Mac looked back at the limo, which still sat at the corner, waiting for the light to turn green. "I'd give you a finder's fee, but it doesn't look like you're missing any meals."
"You never know. My other car's a Chevy."
Mac didn't laugh; he drove a Blazer.
Senator Serling glanced over her shoulder down First Street, two perfect worry lines appearing on her forehead. "We probably shouldn't stand here."
Mac craned his neck. "Don't tell me you're that worried about eavesdroppers."
The senator continued to stare over her shoulder.
Dr. Marshall put an arm around her. "Darling, you're imagining things. No one would attack a senator on Capitol Hill."
"Hold on," Mac said. "Attack? I thought this was about a tax violation."
"That's why I wanted to talk to you," the senator said. "It's a little more complicated than I first thought."
"How much more complicated?" he said, and I knew he was thinking of increasing her retainer.

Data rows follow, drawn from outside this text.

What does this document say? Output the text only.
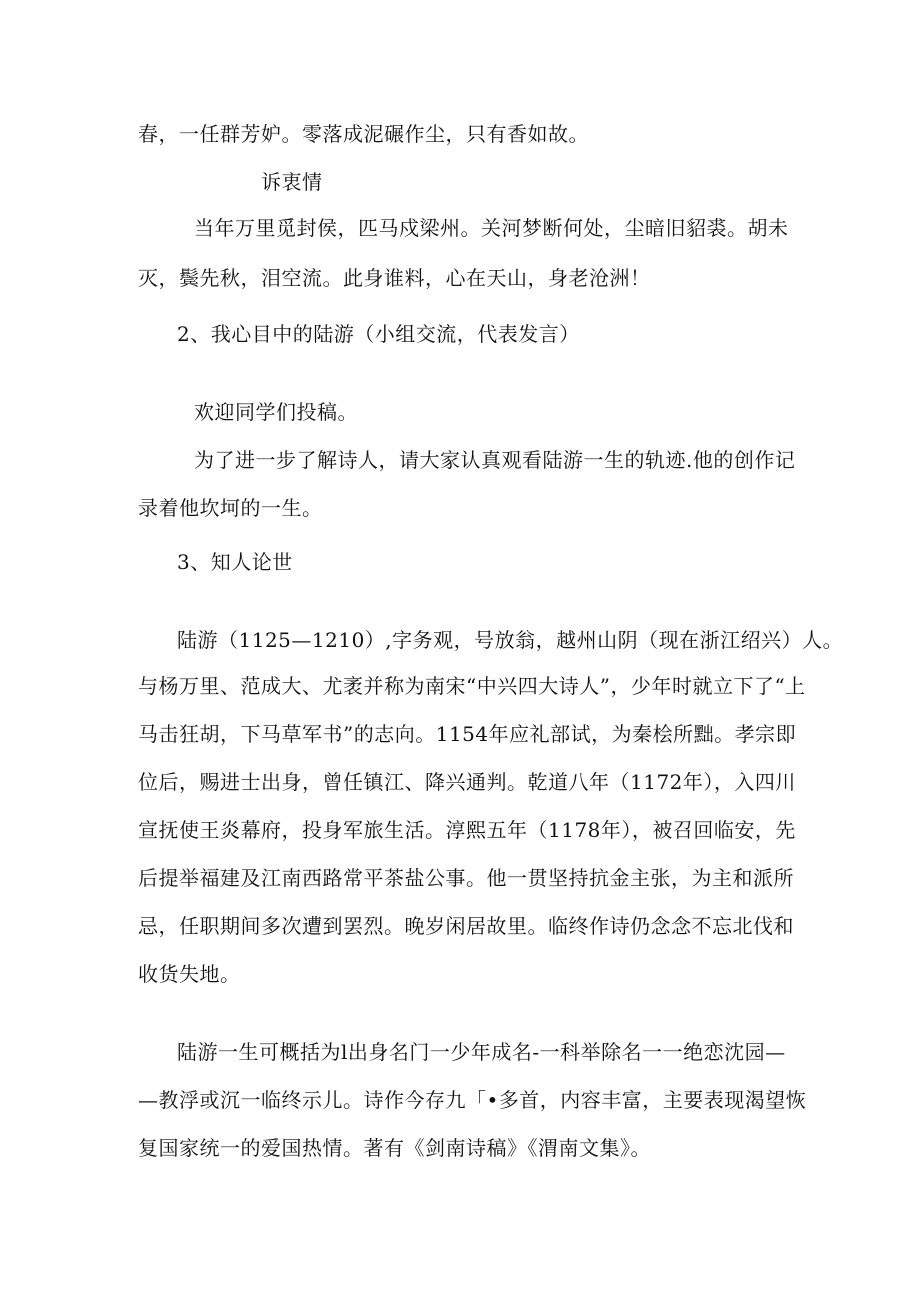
春，一任群芳妒。零落成泥碾作尘，只有香如故。
诉衷情
当年万里觅封侯，匹马戍梁州。关河梦断何处，尘暗旧貂裘。胡未
灭，鬓先秋，泪空流。此身谁料，心在天山，身老沧洲！
2、我心目中的陆游（小组交流，代表发言）
欢迎同学们投稿。
为了进一步了解诗人，请大家认真观看陆游一生的轨迹.他的创作记
录着他坎坷的一生。
3、知人论世
陆游（1125—1210）,字务观，号放翁，越州山阴（现在浙江绍兴）人。
与杨万里、范成大、尤袤并称为南宋“中兴四大诗人”，少年时就立下了“上
马击狂胡，下马草军书”的志向。1154年应礼部试，为秦桧所黜。孝宗即
位后，赐进士出身，曾任镇江、降兴通判。乾道八年（1172年），入四川
宣抚使王炎幕府，投身军旅生活。淳熙五年（1178年），被召回临安，先
后提举福建及江南西路常平茶盐公事。他一贯坚持抗金主张，为主和派所
忌，任职期间多次遭到罢烈。晚岁闲居故里。临终作诗仍念念不忘北伐和
收货失地。
陆游一生可概括为l出身名门一少年成名-一科举除名一一绝恋沈园—
—教浮或沉一临终示儿。诗作今存九「•多首，内容丰富，主要表现渴望恢
复国家统一的爱国热情。著有《剑南诗稿》《渭南文集》。
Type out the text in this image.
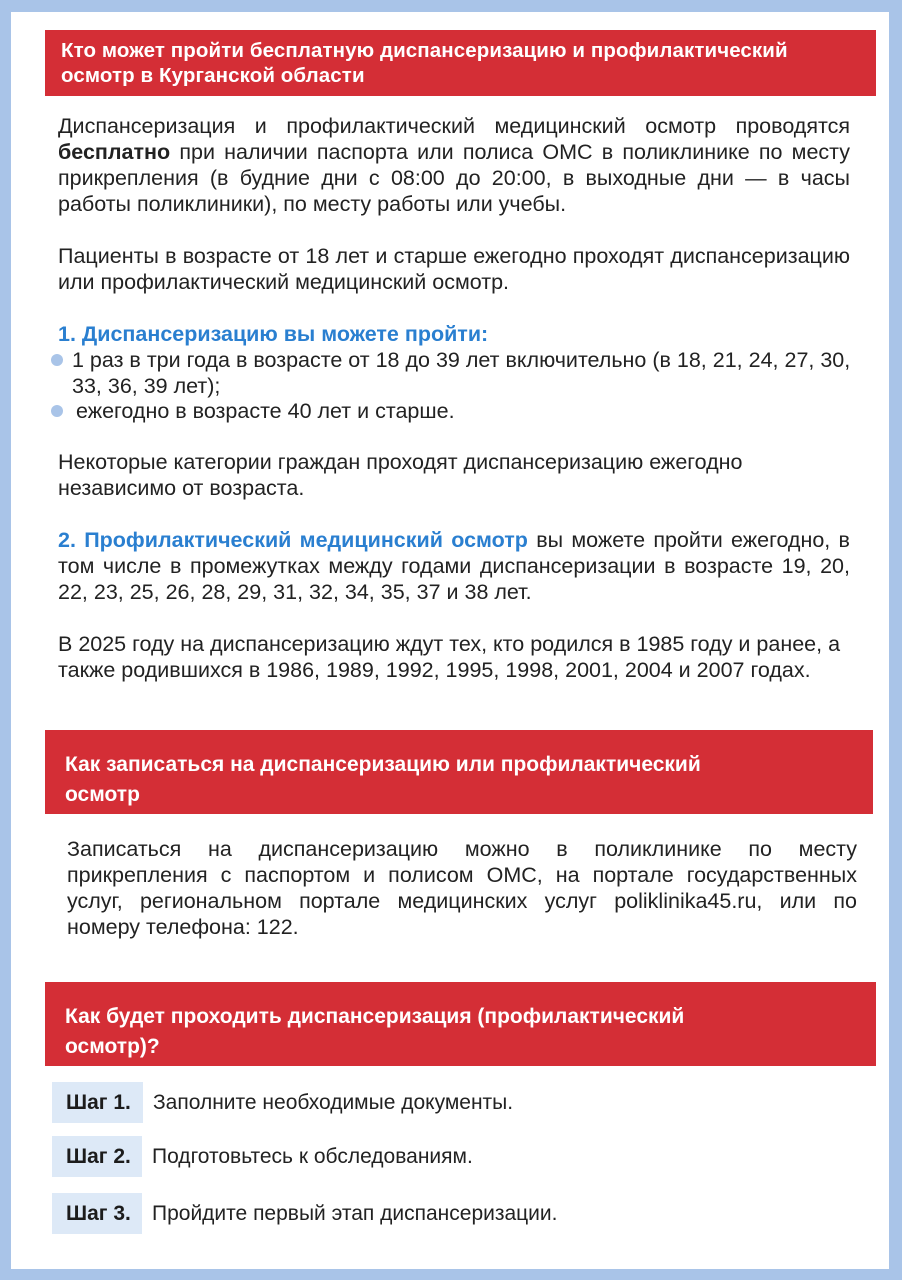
Кто может пройти бесплатную диспансеризацию и профилактический
осмотр в Курганской области

Диспансеризация и профилактический медицинский осмотр проводятся бесплатно при наличии паспорта или полиса ОМС в поликлинике по месту прикрепления (в будние дни с 08:00 до 20:00, в выходные дни — в часы работы поликлиники), по месту работы или учебы.

Пациенты в возрасте от 18 лет и старше ежегодно проходят диспансеризацию или профилактический медицинский осмотр.

1. Диспансеризацию вы можете пройти:

1 раз в три года в возрасте от 18 до 39 лет включительно (в 18, 21, 24, 27, 30, 33, 36, 39 лет);
ежегодно в возрасте 40 лет и старше.

Некоторые категории граждан проходят диспансеризацию ежегодно независимо от возраста.

2. Профилактический медицинский осмотр вы можете пройти ежегодно, в том числе в промежутках между годами диспансеризации в возрасте 19, 20, 22, 23, 25, 26, 28, 29, 31, 32, 34, 35, 37 и 38 лет.

В 2025 году на диспансеризацию ждут тех, кто родился в 1985 году и ранее, а также родившихся в 1986, 1989, 1992, 1995, 1998, 2001, 2004 и 2007 годах.

Как записаться на диспансеризацию или профилактический
осмотр

Записаться на диспансеризацию можно в поликлинике по месту прикрепления с паспортом и полисом ОМС, на портале государственных услуг, региональном портале медицинских услуг poliklinika45.ru, или по номеру телефона: 122.

Как будет проходить диспансеризация (профилактический
осмотр)?
Шаг 1.	Заполните необходимые документы.
Шаг 2.	Подготовьтесь к обследованиям.
Шаг 3.	Пройдите первый этап диспансеризации.
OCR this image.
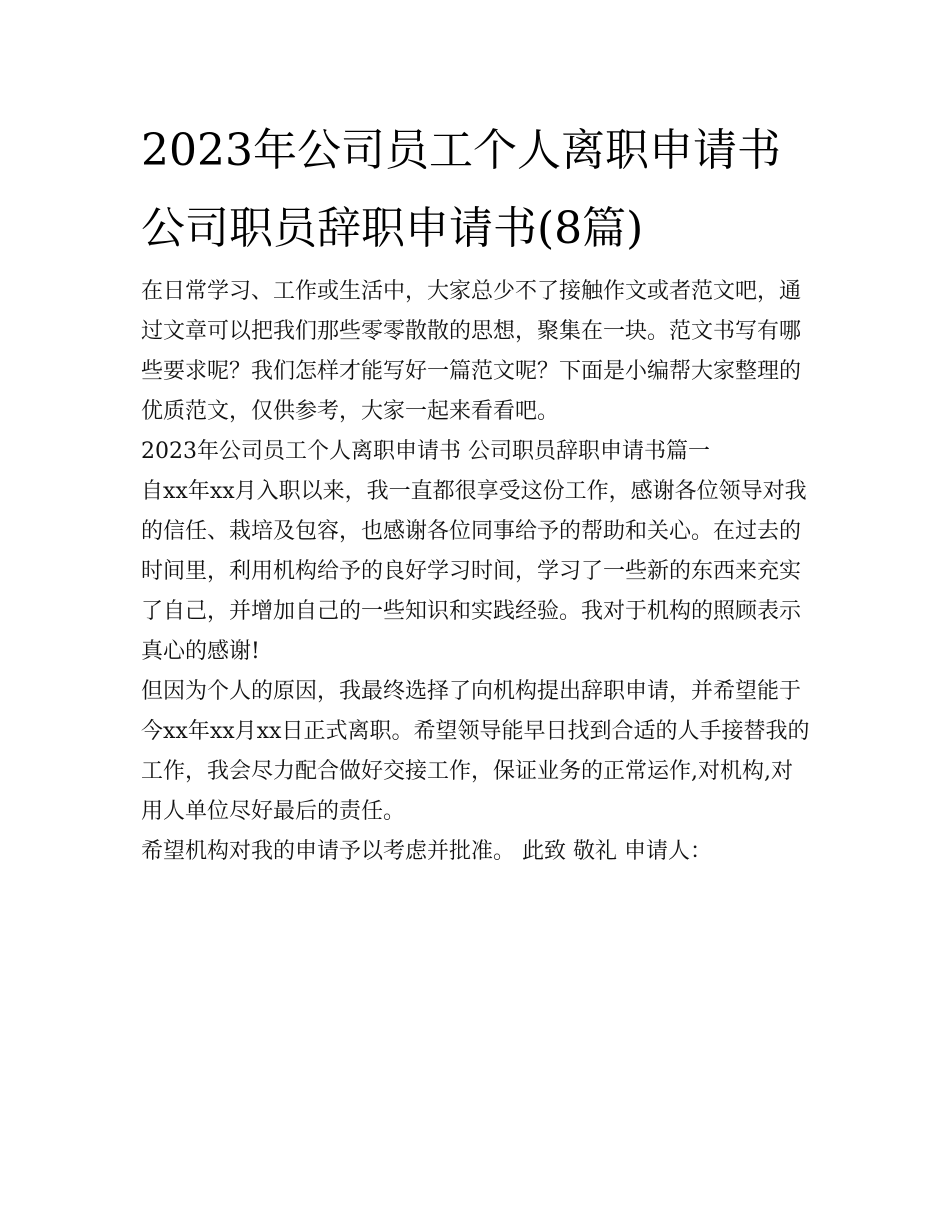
2023年公司员工个人离职申请书 公司职员辞职申请书(8篇)

在日常学习、工作或生活中，大家总少不了接触作文或者范文吧，通过文章可以把我们那些零零散散的思想，聚集在一块。范文书写有哪些要求呢？我们怎样才能写好一篇范文呢？下面是小编帮大家整理的优质范文，仅供参考，大家一起来看看吧。

2023年公司员工个人离职申请书 公司职员辞职申请书篇一

自xx年xx月入职以来，我一直都很享受这份工作，感谢各位领导对我的信任、栽培及包容，也感谢各位同事给予的帮助和关心。在过去的时间里，利用机构给予的良好学习时间，学习了一些新的东西来充实了自己，并增加自己的一些知识和实践经验。我对于机构的照顾表示真心的感谢!

但因为个人的原因，我最终选择了向机构提出辞职申请，并希望能于今xx年xx月xx日正式离职。希望领导能早日找到合适的人手接替我的工作，我会尽力配合做好交接工作，保证业务的正常运作,对机构,对用人单位尽好最后的责任。

希望机构对我的申请予以考虑并批准。 此致 敬礼 申请人：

As she started to explain, Mac listened intently, knitting his eyebrows and cocking his head. Then his face lit up, and he shoved his briefcase into Dr. Marshall's chest, sending him flying off his feet. At first I thought he was reacting to something the man had done. Then I heard Mac cry, "Car!" and I saw him lunge at the senator, whose head was turned away from the impending blow.
Over my shoulder an engine roared. I whirled around just in time to see an SUV bearing down on us: headlights dead, vertical grill slats looking like teeth.